Overall, the weather pattern over the next couple of weeks will be mild with fairly weak demand nationally. This will continue to support strong, bearish, triple digit injections in the weeks ahead. The EIA reported a 123 Bcf injection into US gas stocks for the week ended April 26, topping consensus estimates.

Conclusion
Prices action clearly states that market is expecting Saudi and Russia to bridge gap due to shortfall from Iran sanctions and other allies joining them to provide adequate supply of crude to markets.
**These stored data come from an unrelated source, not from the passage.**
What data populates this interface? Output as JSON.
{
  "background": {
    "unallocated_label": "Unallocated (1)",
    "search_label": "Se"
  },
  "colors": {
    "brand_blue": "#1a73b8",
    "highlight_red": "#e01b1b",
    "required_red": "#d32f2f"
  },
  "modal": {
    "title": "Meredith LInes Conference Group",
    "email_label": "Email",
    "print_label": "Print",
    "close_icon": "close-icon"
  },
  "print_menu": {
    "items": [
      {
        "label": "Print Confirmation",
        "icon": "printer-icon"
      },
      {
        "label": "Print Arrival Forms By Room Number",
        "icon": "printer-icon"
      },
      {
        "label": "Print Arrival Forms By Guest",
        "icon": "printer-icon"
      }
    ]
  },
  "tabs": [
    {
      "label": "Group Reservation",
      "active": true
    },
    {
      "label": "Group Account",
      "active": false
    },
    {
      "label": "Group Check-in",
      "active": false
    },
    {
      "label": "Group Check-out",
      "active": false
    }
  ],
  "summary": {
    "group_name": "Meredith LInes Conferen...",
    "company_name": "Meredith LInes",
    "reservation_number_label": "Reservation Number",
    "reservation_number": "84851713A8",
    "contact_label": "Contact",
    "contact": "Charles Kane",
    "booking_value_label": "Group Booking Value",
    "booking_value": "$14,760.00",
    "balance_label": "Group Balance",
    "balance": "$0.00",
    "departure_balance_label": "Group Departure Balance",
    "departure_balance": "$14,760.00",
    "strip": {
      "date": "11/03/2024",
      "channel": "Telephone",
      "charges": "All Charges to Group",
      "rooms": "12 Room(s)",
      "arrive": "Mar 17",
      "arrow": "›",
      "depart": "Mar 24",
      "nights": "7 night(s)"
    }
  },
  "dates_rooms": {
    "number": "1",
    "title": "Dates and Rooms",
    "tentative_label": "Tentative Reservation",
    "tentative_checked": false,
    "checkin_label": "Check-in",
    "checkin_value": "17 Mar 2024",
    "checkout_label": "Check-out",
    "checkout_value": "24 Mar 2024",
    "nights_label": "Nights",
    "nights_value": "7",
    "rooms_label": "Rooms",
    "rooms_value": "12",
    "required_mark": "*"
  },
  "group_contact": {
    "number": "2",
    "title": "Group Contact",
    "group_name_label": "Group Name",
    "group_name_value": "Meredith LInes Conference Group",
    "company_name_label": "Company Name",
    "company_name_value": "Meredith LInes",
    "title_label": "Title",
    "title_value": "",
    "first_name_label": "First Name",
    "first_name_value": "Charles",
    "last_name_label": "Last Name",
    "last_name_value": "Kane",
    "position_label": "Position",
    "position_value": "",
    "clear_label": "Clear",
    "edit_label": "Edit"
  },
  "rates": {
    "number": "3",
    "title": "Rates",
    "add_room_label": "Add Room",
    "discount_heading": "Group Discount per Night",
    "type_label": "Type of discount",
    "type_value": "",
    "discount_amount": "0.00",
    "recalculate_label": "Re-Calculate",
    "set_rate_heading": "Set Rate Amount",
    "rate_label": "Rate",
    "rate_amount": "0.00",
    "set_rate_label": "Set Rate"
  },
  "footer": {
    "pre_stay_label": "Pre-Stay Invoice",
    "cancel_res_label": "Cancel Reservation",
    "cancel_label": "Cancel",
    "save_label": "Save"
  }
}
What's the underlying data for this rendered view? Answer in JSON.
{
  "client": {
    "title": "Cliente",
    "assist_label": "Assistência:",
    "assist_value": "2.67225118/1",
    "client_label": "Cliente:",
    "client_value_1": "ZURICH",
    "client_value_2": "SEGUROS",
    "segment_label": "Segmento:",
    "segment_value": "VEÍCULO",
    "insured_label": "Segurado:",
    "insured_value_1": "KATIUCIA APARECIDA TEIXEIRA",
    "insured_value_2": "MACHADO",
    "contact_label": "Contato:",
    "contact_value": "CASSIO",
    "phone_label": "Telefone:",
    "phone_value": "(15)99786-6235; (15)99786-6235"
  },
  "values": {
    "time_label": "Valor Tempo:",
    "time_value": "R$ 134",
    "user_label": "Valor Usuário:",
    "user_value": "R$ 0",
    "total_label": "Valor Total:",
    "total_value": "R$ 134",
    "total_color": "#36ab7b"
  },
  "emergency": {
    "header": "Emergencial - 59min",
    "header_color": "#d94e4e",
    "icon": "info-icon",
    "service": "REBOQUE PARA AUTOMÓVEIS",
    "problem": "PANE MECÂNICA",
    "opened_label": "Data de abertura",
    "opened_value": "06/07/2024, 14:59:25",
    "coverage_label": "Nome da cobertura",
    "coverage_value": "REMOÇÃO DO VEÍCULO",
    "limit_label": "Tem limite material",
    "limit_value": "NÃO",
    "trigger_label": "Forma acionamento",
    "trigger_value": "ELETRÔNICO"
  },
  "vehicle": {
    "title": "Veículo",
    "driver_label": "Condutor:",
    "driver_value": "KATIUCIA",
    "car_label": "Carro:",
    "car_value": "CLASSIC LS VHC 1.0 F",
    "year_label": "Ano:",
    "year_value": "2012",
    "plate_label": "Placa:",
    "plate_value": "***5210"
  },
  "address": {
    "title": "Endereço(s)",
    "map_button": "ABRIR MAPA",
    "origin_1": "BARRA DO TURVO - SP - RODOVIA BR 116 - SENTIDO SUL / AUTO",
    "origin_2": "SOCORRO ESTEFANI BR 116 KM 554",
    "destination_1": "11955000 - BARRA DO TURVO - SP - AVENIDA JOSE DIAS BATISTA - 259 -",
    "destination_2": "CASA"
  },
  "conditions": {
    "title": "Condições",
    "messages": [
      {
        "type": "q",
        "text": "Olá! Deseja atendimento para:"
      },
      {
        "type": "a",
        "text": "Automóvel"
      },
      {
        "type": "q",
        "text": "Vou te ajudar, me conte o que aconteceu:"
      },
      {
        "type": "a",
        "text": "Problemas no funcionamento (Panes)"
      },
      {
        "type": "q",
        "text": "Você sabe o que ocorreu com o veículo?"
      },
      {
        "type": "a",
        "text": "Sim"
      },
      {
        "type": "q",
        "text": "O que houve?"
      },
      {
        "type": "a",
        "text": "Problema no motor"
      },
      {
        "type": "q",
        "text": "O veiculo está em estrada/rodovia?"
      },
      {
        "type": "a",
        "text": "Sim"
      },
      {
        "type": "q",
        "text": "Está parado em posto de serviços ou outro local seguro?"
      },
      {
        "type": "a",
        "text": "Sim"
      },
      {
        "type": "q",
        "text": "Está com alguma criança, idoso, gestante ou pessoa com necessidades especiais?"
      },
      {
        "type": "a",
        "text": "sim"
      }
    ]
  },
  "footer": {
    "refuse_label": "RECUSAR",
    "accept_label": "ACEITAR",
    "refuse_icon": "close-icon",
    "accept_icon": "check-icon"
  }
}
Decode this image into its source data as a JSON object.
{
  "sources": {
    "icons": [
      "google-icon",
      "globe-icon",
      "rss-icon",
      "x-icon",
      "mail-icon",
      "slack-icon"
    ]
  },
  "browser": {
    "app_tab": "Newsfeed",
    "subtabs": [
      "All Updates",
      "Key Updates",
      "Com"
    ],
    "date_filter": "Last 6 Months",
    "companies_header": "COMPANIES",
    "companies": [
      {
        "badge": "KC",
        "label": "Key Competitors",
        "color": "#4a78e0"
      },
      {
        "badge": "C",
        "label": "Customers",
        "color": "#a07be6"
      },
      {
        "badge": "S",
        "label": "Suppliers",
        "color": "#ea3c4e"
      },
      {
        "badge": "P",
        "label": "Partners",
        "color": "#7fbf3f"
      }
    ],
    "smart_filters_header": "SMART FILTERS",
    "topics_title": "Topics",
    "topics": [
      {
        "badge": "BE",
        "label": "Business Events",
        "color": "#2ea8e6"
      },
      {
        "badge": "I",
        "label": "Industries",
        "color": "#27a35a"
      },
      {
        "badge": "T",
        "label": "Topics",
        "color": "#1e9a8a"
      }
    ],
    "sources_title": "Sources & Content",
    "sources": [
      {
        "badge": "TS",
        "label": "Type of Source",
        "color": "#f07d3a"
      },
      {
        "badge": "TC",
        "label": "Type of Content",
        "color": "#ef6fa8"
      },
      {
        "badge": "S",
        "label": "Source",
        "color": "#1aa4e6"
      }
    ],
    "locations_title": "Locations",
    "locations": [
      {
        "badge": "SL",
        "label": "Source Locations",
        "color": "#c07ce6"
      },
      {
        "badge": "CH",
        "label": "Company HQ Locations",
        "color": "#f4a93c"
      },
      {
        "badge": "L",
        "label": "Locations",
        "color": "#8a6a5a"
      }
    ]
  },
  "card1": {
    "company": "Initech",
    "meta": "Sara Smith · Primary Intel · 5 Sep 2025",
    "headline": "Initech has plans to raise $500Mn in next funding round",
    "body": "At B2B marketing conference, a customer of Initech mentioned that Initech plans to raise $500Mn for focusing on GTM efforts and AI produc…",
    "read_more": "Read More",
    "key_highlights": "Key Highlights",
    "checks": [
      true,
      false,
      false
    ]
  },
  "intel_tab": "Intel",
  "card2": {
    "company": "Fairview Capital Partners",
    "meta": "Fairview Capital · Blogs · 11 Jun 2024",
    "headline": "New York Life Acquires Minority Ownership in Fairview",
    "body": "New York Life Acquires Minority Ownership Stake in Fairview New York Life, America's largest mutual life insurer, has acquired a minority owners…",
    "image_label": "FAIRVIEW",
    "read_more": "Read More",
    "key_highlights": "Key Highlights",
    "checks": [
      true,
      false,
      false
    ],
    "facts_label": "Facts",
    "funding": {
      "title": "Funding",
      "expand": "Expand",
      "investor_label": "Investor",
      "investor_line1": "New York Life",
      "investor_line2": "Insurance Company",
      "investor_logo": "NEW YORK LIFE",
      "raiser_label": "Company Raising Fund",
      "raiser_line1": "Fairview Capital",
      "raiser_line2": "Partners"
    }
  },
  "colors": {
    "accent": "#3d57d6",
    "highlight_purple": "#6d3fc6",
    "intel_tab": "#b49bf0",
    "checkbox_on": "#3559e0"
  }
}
In the coming week, the market is watching closely the development of the China-US trade talks. Traders are now starting to focus on whether Saudi Arabia will decide to help make up for any oil lost from the market from the US move on Iranian waivers to the 8 buyers (including China, India, Japan and South Korea), or move to extend a production-cap deal with major producers – including Russia that’s due to expire at the end of June. For the week, we expect the negative bias to continue and WTI prices touching levels $59 soon.
(Disclaimer: The opinions expressed in this column are that of the writer. The facts and opinions expressed here do not reflect the views of www.economictimes.com.)